Current screening processes for cosmetic ingredients are slow, which poses a challenge for rapid product development. The researchers envision that NNDNAC will help address this and contribute to faster lead times.

Faster testing tools are crucial for reducing development timelines and bringing safe products to market more efficiently.“When a researcher discovers or synthesizes a promising new raw material — perhaps a novel antioxidant from a plant extract or a new synthetic peptide — they no longer have to wait days or weeks for initial sensitization data. They can perform an NNDNAC test, get reliable results within an hour, and quickly decide if the ingredient is worth pursuing further or if it presents an immediate sensitization red flag,” explains Choudhury.

This speed and reliability help prioritize resources and avoid investing time and money in inherently problematic compounds.

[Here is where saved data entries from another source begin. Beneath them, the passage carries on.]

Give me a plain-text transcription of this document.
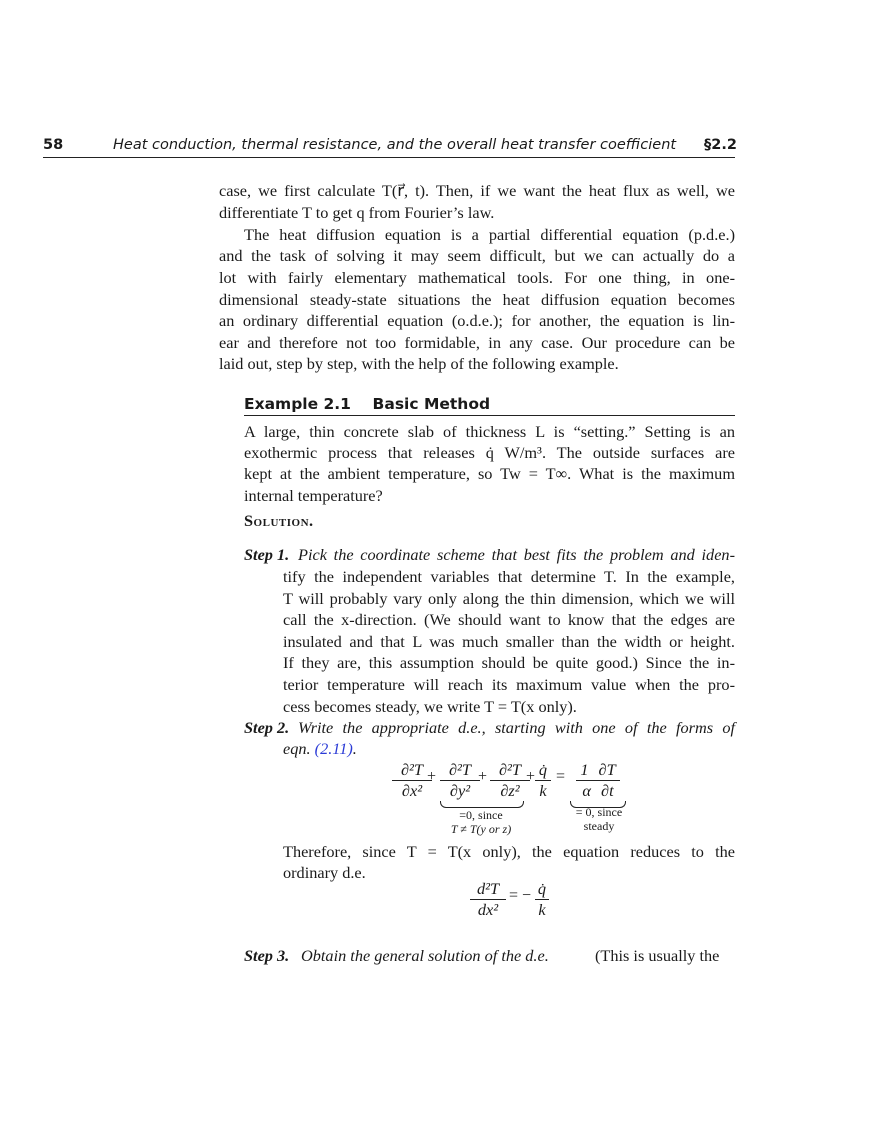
58	Heat conduction, thermal resistance, and the overall heat transfer coefficient §2.2
case, we first calculate T(r⃗, t). Then, if we want the heat flux as well, we
differentiate T to get q from Fourier’s law.
The heat diffusion equation is a partial differential equation (p.d.e.)
and the task of solving it may seem difficult, but we can actually do a
lot with fairly elementary mathematical tools. For one thing, in one-
dimensional steady-state situations the heat diffusion equation becomes
an ordinary differential equation (o.d.e.); for another, the equation is lin-
ear and therefore not too formidable, in any case. Our procedure can be
laid out, step by step, with the help of the following example.
Example 2.1    Basic Method
A large, thin concrete slab of thickness L is “setting.” Setting is an
exothermic process that releases q̇ W/m³. The outside surfaces are
kept at the ambient temperature, so Tw = T∞. What is the maximum
internal temperature?
Solution.
Step 1. Pick the coordinate scheme that best fits the problem and iden-
tify the independent variables that determine T. In the example,
T will probably vary only along the thin dimension, which we will
call the x-direction. (We should want to know that the edges are
insulated and that L was much smaller than the width or height.
If they are, this assumption should be quite good.) Since the in-
terior temperature will reach its maximum value when the pro-
cess becomes steady, we write T = T(x only).
Step 2. Write the appropriate d.e., starting with one of the forms of
eqn. (2.11).
$\frac{\text{∂²T}}{\text{∂x²}}$
+ $\frac{\text{∂²T}}{\text{∂y²}}$
+ $\frac{\text{∂²T}}{\text{∂z²}}$
+ $\frac{q̇}{k} = \frac{1 \partial T}{\alpha \partial t}$
=0, since
T ≠ T(y or z)
= 0, since
steady
Therefore, since T = T(x only), the equation reduces to the
ordinary d.e.
$\frac{\text{d²T}}{\text{dx²}}$ = − $\frac{q̇}{k}$
Step 3. Obtain the general solution of the d.e.	(This is usually the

The probe also aligns with the “Safe by Design” principle. “If we know a chemical is a pro-electrophile, we might be able to take steps to prevent its activation in a product. For example, we could add antioxidants to a formula to inhibit oxidation or choose packaging that minimizes air exposure. This allows for the safe use of ingredients that might otherwise be discarded,” Choudhury says.

Moreover, the tool is useful for quick troubleshooting. If a slight change in a manufacturing process or a raw material comes under scrutiny, NNDNAC can be deployed for rapid “what-if’ testing to see if the change introduces any new sensitization potential.

If a sensitizer then needs to be replaced, NNDNAC allows for the quick screening of numerous alternative compounds, thereby significantly speeding up the search for a safe and effective substitute.

“NNDNAC moves skin sensitization assessment from a potential bottleneck to a fluid, integrated part of the daily development process. It empowers researchers and formulators to make faster, more informed decisions, leading to quicker innovation, more efficient resource allocation, and ultimately, the delivery of safer, high-quality cosmetic products to consumers,” Choudhury concludes.